For weeks after, Bashir says she and her sister were afraid to take a walk in their own neighborhood again. “He could be around,” she said. “Do we go? Do we not go? Would he be out there? Let’s look in the same area and start our walk, and check in the same area he was last time and maybe run back home. [That apprehension] kind of just gets in the way.”

Praying in public, going to the beach in modest swimwear—these are all things Bashir says she is used to thinking about. “If I’m going to do one of these things that super stands out, then I’ve always had the equation in my mind of like, okay, there could be fallout from this. There could be some person who finds this uncomfortable and who makes a scene.”

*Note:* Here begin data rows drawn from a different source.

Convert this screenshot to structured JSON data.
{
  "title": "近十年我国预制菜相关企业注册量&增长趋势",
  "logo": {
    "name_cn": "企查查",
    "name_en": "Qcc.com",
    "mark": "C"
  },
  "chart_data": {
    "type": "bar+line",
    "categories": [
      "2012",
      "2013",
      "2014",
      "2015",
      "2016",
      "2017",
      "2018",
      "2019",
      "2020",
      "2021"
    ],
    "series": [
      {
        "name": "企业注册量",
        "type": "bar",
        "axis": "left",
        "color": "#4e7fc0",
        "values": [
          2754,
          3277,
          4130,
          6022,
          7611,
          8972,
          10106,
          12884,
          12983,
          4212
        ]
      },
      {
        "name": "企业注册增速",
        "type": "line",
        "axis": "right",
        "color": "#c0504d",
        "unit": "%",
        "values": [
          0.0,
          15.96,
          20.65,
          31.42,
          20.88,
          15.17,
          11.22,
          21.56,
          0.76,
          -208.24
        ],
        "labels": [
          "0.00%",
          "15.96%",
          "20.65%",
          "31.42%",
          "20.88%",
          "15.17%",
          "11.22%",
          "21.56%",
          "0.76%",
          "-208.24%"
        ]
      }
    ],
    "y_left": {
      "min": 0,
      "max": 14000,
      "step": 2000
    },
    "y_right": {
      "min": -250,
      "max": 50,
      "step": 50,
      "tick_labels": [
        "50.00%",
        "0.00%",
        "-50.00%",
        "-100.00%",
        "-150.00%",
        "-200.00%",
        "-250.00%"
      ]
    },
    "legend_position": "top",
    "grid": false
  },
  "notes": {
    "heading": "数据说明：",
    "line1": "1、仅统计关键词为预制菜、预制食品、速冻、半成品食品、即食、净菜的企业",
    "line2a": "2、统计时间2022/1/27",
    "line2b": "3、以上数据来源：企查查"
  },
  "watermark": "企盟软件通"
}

After that same recent van attack in London, Ontario, the fear of simply going out for a walk returned. “It’s such a small thing, the ability to go out for a walk,” says Bashir. Walking kept her sane during the pandemic. “Having [the van attack] happen—it was like, ‘Oh, right.’” The news was a painful reminder that she had to be careful walking, or simply existing in public. “It’s the way [Islamophobia] creeps into things you wouldn’t want to think twice about.”

Despite living through such adversity, many in the community are unsurprised by the shock of such incidents. Bashir describes it as exhausting.

“Even though they’ve happened on and off for years—like those two stories are so far apart—they still just floor you. [They] still just kind of wipe you out sometimes, and you just have to like, sit and take a beat and gather yourself again.”